Annual inflation holds steady at four-year low 2.2%

10:59 am today
Woman checking the grocery receipt using her smartphone

Food and alcoholic beverages and tobacco are two of the 11 CPI groups which are monitored. Photo: 123RF

  • Consumer price index rises 0.5% in December quarter
  • Annual inflation steady at 2.2% - lowest since March 2021
  • Higher airfares, used cars, rents drive quarterly rise offset cheaper food, petrol
  • Domestic inflation easing but still strong
  • Steady and low inflation backs further RBNZ rate cuts

Inflation has held steady at a near four-year low, backing the prospect of a further hefty interest rate cut next month.

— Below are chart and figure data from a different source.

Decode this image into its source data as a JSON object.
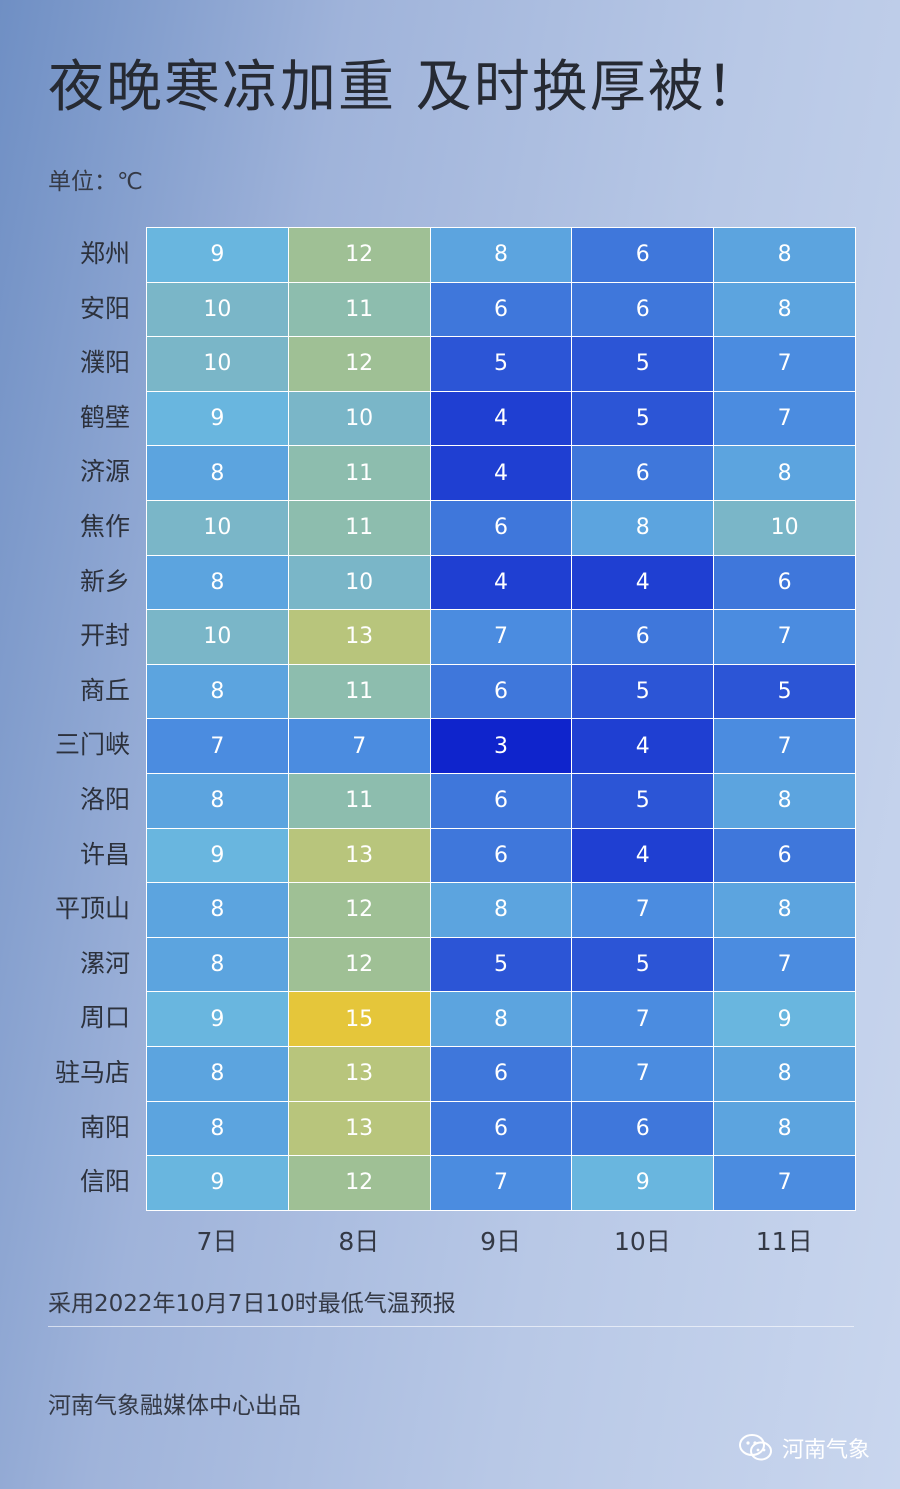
{
  "header": {
    "title": "夜晚寒凉加重 及时换厚被！",
    "unit": "单位：℃"
  },
  "chart_data": {
    "type": "heatmap",
    "title": "夜晚寒凉加重 及时换厚被！",
    "unit": "℃",
    "rows": [
      "郑州",
      "安阳",
      "濮阳",
      "鹤壁",
      "济源",
      "焦作",
      "新乡",
      "开封",
      "商丘",
      "三门峡",
      "洛阳",
      "许昌",
      "平顶山",
      "漯河",
      "周口",
      "驻马店",
      "南阳",
      "信阳"
    ],
    "columns": [
      "7日",
      "8日",
      "9日",
      "10日",
      "11日"
    ],
    "values": [
      [
        9,
        12,
        8,
        6,
        8
      ],
      [
        10,
        11,
        6,
        6,
        8
      ],
      [
        10,
        12,
        5,
        5,
        7
      ],
      [
        9,
        10,
        4,
        5,
        7
      ],
      [
        8,
        11,
        4,
        6,
        8
      ],
      [
        10,
        11,
        6,
        8,
        10
      ],
      [
        8,
        10,
        4,
        4,
        6
      ],
      [
        10,
        13,
        7,
        6,
        7
      ],
      [
        8,
        11,
        6,
        5,
        5
      ],
      [
        7,
        7,
        3,
        4,
        7
      ],
      [
        8,
        11,
        6,
        5,
        8
      ],
      [
        9,
        13,
        6,
        4,
        6
      ],
      [
        8,
        12,
        8,
        7,
        8
      ],
      [
        8,
        12,
        5,
        5,
        7
      ],
      [
        9,
        15,
        8,
        7,
        9
      ],
      [
        8,
        13,
        6,
        7,
        8
      ],
      [
        8,
        13,
        6,
        6,
        8
      ],
      [
        9,
        12,
        7,
        9,
        7
      ]
    ],
    "color_scale": {
      "3": "#0f24cc",
      "4": "#1f3fd2",
      "5": "#2c55d6",
      "6": "#3f77db",
      "7": "#4b8ce0",
      "8": "#5ca4df",
      "9": "#69b6df",
      "10": "#7ab6c8",
      "11": "#8dbdae",
      "12": "#9fc095",
      "13": "#b8c57c",
      "15": "#e5c63a"
    }
  },
  "footer": {
    "note": "采用2022年10月7日10时最低气温预报",
    "credit": "河南气象融媒体中心出品",
    "brand": "河南气象"
  }
}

Stats NZ said the consumer price index rose 0.5 percent in the three months ended December, leaving the annual rate steady at 2.2 percent, the lowest since March 2021.

The biggest contributors to the quarterly result were higher rents, second hand cars, airfares, and accommodation, which offset cheaper fuel and food.

"Prices are still rising, but not as much as previously recorded," senior manager of prices Nicola Growden said.

For the final three months of the year international airfares rose 6.6 percent, and domestic fares rose 9.3 percent, to be the biggest single contributors to the overall CPI increase.

However, there were also significant rises in second hand car prices (4.7 percent), games and toys (8.7 percent), and rents (0.8 percent).

The main offsets were an 11.5 percent fall in vegetables, smaller falls for nuts and confectionary, petrol and diesel.

Stubborn domestic inflation

Domestic prices - non-tradables - remained the backbone of inflation, rising 0.7 percent for the quarter, and 4.5 percent for the year, on the back of rising rates and rents.

Local authority rates rose 12.2 percent on a year ago, rents were up 4.2 percent, and tobacco taxes up 7.6 percent.

"Annual rent inflation continues to rise at a consistent rate," Growden said.

By comparison, the price of imported goods and services - tradables - rose 0.3 percent for the quarter but were down 1.1 percent for the year.

Falling petrol prices - down 9.2 percent for the year - and a near 15 percent drop in imported vegetable prices were the key influences.

Growden said cheaper petrol had been keeping a lid on inflation over the past year.

"If petrol was excluded, the CPI would have increased 2.7 percent in the 12 months to December."

The inflation numbers were in line with economists' expectations and the Reserve Bank's (RBNZ) November forecasts, and support the prospect of a 50 basis point cut in the official cash rate cut next month, as signalled by the central bank.